I used to hate Macs, especially when I was in High school. That was because they were so locked down, and poorly configured (no virtual memory when they only had 32mb of ram). After seeing my friends Mac over the years, it’s given me a lot of respect for what they can do. And since those MacMini’s came out, I’ve really been thinking about buying one, just so I can try programming for them. And try the “MONO” system that I’ve read so much about, it’s the .NET framework, but for linux or Mac OSX!


----------



## V0lt (Sep 14, 2002)

My mistake. What I meant was that Bungie wasn't stolen from Apple by Microsoft, because Bungie was never owned by apple. True, they made software for macs, and they still do, but nobody stole them.


----------



## Spatcher (Apr 28, 2005)

lol, i started this thread to learn about macs, and it has turned into a war over halo! but i don't like halo, i like star wars republic commando. keep up the bashing of halo! lol


----------



## V0lt (Sep 14, 2002)

Sorry HenryVI, the Mac vs. PC argument is as heated as partisan politics. I'll try and make sure this thread stays on topic.


----------



## Volt-Schwibe (Jan 12, 2003)

ok, i have done a bit of research, and, before anyone attempts to correct me on this, you are barking up the wrong tree.

anything i say here can be verified if someone has the gumption to do so.

macintosh, as a company, reports that there is 700,000 programs available for mac.

however, keep in mind, only about half of these are newer than 1998.

as far as games for mac, i took a walk to comp usa, and circut city, and i walked through the store and i looked at the boxes of more than 100 of their newest game titles.
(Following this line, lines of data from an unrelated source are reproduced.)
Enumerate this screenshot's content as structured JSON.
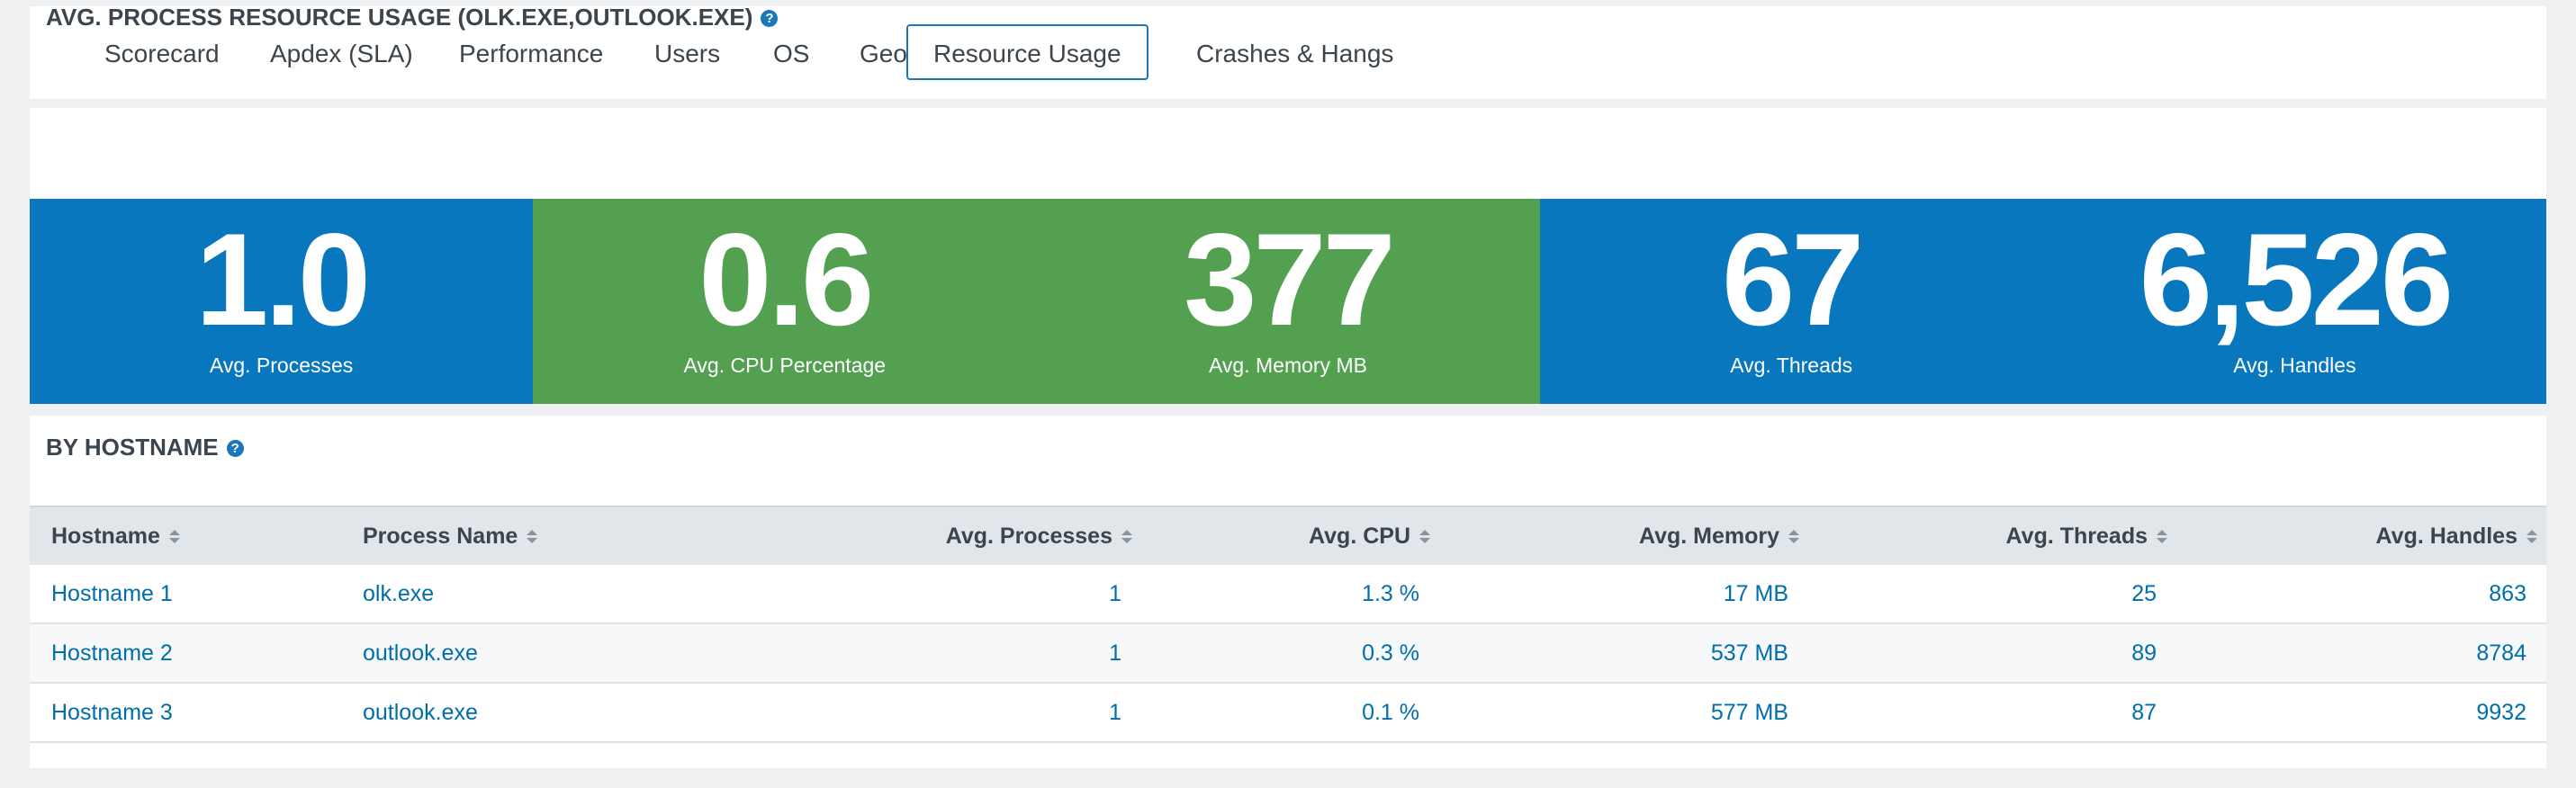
{
  "tabs": [
    "Scorecard",
    "Apdex (SLA)",
    "Performance",
    "Users",
    "OS",
    "Geo",
    "Resource Usage",
    "Crashes & Hangs"
  ],
  "selected_tab": 6,
  "usage_panel": {
    "title": "AVG. PROCESS RESOURCE USAGE (OLK.EXE,OUTLOOK.EXE)",
    "metrics": [
      {
        "value": "1.0",
        "label": "Avg. Processes",
        "color": "#0877be"
      },
      {
        "value": "0.6",
        "label": "Avg. CPU Percentage",
        "color": "#53a051"
      },
      {
        "value": "377",
        "label": "Avg. Memory MB",
        "color": "#53a051"
      },
      {
        "value": "67",
        "label": "Avg. Threads",
        "color": "#0877be"
      },
      {
        "value": "6,526",
        "label": "Avg. Handles",
        "color": "#0877be"
      }
    ]
  },
  "hostname_panel": {
    "title": "BY HOSTNAME",
    "table": {
      "columns": [
        "Hostname",
        "Process Name",
        "Avg. Processes",
        "Avg. CPU",
        "Avg. Memory",
        "Avg. Threads",
        "Avg. Handles"
      ],
      "rows": [
        [
          "Hostname 1",
          "olk.exe",
          "1",
          "1.3 %",
          "17 MB",
          "25",
          "863"
        ],
        [
          "Hostname 2",
          "outlook.exe",
          "1",
          "0.3 %",
          "537 MB",
          "89",
          "8784"
        ],
        [
          "Hostname 3",
          "outlook.exe",
          "1",
          "0.1 %",
          "577 MB",
          "87",
          "9932"
        ]
      ]
    }
  }
}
what i discovered, is that less than 20% will run on a mac. what was funny, was about half of the ones that run on mac, are kids educational titles, like simcity4.


so yeah, there's games for the mac, but they are almost all school type learning games.

and yes, there is many many other applications for mac, most of which are graphic and video editing tools.

basically, i'm not a mac basher, i think that for most things, macintosh computers are fine. however, would i purposely spend that much on one? 

*no way*, i did like fox, and built an equally capable machine for less than 1/5 the cost of a mac.

the first 3 computers i ever used were apples and macs, and i loved them.

nowadays though, i'm a more hands on kind of person, and i want a machine that i can tear into and mess with things. i want to be able to buy hardware from 100's of retailers, not just apple.

it's for this reason alone that i will not own a mac.


----------



## Spatcher (Apr 28, 2005)

No Fox, it's alright. I just thought it was hilarious that you guys got all riled up on halo... after all, isn't a forum for discussion? :question:


----------



## V0lt (Sep 14, 2002)

It certainly is :smile: the only problem was that we (well I mostly) were starting to get off topic, and that really isn't fair to you since it has nothing to do with the macintosh itself.


----------



## Spatcher (Apr 28, 2005)

Fox, this is off topic, but... you know anything about programming?


----------



## V0lt (Sep 14, 2002)

A bit, though nothing about the new languages, and by new I mean anything that was popular from '90 to present day. The only reason for that is that when I was a kid (9 or 10, I know some of the forum elders would still consider me a kid :smile I programmed BASIC on a Commodore 64. It's a helpful language to start with, but it's not a good basis for learning an object oriented language like C or Java.


----------